Mr. Oram's mill came to be known as Dungate or Duncton mill and is first shown on Yeakell and Gardner's map of 1780. A sale notice in 1816 described this as; "a substantial built post mill carrying two pairs of stones." She was brought into the wind by hand using a tailpole and talthur as is Nutley post mill on Ashdown Forest today.
Sadly no illustration of this mill survives. Although it is popularly believed that John Constable painted her, none of his windmill works carried out during visits to Brighton in the 1820s appear to represent this mill.
She was undoubtedly equipped with common sweeps in her early days, these being covered to a greater or lesser degree with canvas according to the strength of wind. This again can be seen at Nutley.
These sweeps may well have been modernised later, with the coming of spring-shuttered sweeps in the late 18th century and Cubitt's patent shuttered sweeps in the early 19th century which used a counterweight system.
Unlike Nutley however, Duncton mill had a single-storey brick roundhouse surrounding the trestle timbers. This was left standing when the mill was taken down about 1866, and still stands next to the tower of Jack. Millers included Edward Oram 1767-1787, John Geere 1809, Thomas Hicks 1810, and John Hamlin 1816. Later came James Mitchell who is shown on the Tithe Award Map of Clayton for 1838 as 'tenant miller'. The mill ground was owned by William John Campion.
Kelly's Directory and the census returns show Mr. Mitchell initially as 'farmer-miller'.
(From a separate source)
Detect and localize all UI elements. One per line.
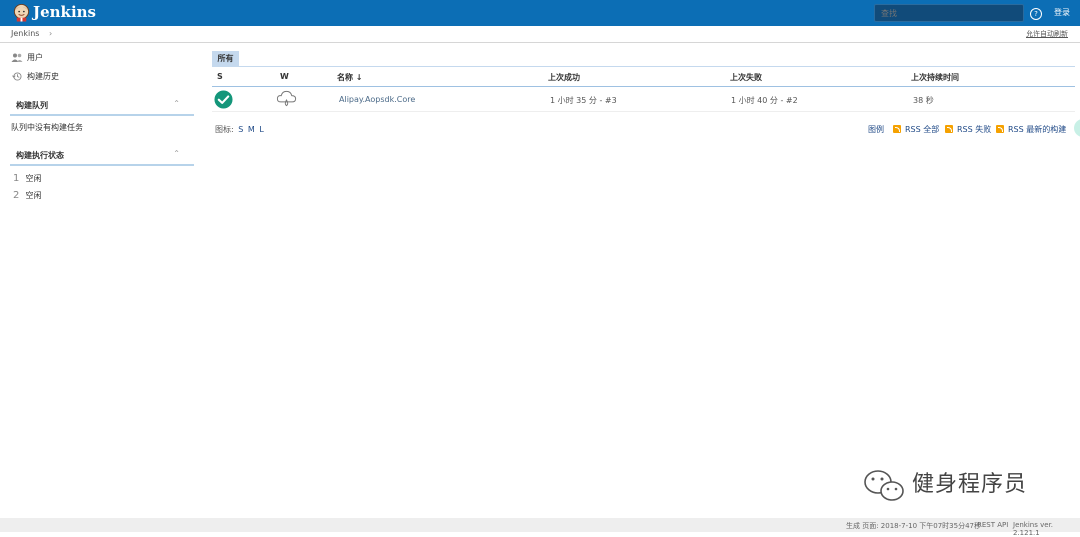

Amongst his casual customers during the year the names Medhurst and Lashmar appear, both of whom figure in the history of the second post mill to stand on the hill.
Duncton mill was bringing in an annual income of over £ 2,500 and Mitchell felt the need to expand his business. John Young Lashmar had been working a Brighton post mill, built in 1821, which stood to the east of Dyke Road on a site which is today occupied by part of Russell Terrace and immediately above Belmont railway tunnel.
A newspaper item dated 16th January 1830 reads: "On Sunday last while Lashmar's mill was working the main beam suddenly broke, and the swifts, or sails, which turn thereon, were carried a considerable distance. Two of them struck a storehouse in a corner of the field, in which the mill stands, and carried away nearly all the slated roof ". A new metal canister was fitted the following year, cast into this is the legend "I.L. 1831", being the millwrights Ingledew and Lashmar.
This mill was the most southerly of three post mills on the road as shown in an engraving dated 1847. Earlier Nash had painted a scene in 1839 which showed the eastern portal of Belmont tunnel under construction, with the top of Mr. Lashmar's mill showing over the hill above. This was just before the completion of the Shoreham line out of Brighton which pre-dated the through line from London. These
illustrations show the mill here to have had a roof-mounted fan similar to that seen at Icklesham mill near Rye in East Sussex.
Brighton was expanding rapidly with the coming of the railways and building work progressed back from the sea, taking away Mr. Lashmar's wind. The mill was no doubt idle before being removed to allow Russell Terrace to be built. In 1852 Mitchell purchased Lashmar's mill and had her brought up to Clayton where she was re-erected to the west of the old Duncton post mill.
The date of her removal is confirmed by a sale notice which appeared in the Brighton Gazette for the fortnight commencing 1st April 1852.